I am doing a course on probability–
Here is an example from the course which I am quiet confused with calculations for favorable outcomes —
Q is: To determine number of dice ('n') to roll to get optimum expected value. Problem statement is as follows —
"Suppose we modify a dice rolling game in your favor. You pay 3k(dollars) to play, and now you win and get a 10k(dollars) payoff if you get either a 5 or a 6 , but no 1s; otherwise, you lose. how many dice should you roll to get optimum expected value"
(for brevity I am only showing favorable outcome calculation as that is the crux of the solution in my opinion)
Solution says favorable outcomes are calculated as $(5^n – 3^n)/6^n$
I am trying to understand why favorable outcomes are calculated as $(5^n – 3^n)/6^n$ instead of $(1-4^n)/6^n$.
Isnt it that Except 5 & 6 other numbers are not favorable.
Or to put it other way. If we get any of the other 4 (1,2,3,4) we end up not getting any reward.

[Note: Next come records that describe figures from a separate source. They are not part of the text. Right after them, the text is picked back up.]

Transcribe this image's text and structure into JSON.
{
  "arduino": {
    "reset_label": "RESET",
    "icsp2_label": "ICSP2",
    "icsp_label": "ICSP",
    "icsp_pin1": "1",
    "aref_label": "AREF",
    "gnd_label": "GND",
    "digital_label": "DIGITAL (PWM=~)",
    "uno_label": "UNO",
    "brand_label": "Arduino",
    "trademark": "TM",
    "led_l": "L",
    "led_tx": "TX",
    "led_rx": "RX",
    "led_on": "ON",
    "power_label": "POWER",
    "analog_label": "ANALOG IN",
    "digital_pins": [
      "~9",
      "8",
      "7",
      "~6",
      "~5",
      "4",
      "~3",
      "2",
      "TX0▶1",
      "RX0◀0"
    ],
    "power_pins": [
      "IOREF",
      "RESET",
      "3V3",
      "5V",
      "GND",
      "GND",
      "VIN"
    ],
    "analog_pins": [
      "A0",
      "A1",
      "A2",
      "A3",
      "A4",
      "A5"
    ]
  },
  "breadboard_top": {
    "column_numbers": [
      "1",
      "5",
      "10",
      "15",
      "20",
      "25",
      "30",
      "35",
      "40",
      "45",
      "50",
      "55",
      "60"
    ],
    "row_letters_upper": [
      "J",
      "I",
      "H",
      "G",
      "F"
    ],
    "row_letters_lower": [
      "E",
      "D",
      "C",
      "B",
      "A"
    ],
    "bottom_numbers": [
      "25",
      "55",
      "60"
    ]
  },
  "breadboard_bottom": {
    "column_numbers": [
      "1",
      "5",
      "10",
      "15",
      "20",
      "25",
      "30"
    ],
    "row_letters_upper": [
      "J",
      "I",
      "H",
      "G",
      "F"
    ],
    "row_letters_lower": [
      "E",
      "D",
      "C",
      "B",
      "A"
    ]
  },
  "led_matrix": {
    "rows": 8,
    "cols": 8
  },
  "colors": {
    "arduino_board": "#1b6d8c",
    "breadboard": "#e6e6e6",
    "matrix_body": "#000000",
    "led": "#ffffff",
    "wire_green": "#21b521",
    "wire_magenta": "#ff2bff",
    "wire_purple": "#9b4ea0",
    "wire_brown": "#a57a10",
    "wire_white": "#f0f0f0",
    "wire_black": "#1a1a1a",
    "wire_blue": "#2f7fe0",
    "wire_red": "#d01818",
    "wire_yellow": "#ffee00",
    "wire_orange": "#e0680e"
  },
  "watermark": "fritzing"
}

So I am saying if say we were asked
"Suppose we modify a dice rolling game in your favor. You pay 3k(dollars) to play, and now you win and get a 10k(dollars) payoff if you get either a 5or6 a , but no 1s & 2s; otherwise, you lose."
Does the favorable outcomes now become $(4^n – 2^n)/6^n$
Regards
Best Answer
We want to count the rolls where at least one $5$ or one $6$ comes up, but no $1$s. First of all, there are $5^n$ rolls that have no $1$s. From those, we have to exclude the rolls where no $5$ or $6$ shows up, that is those rolls where the only numbers that come up are $2,3,4$. There are $3^n$ of these. This explains the first calculation.
For the second calculation, the same sort of reasoning shows that excluding both $1$s and $2$s does indeed lead to $4^n-2^n$ favorable outcomes.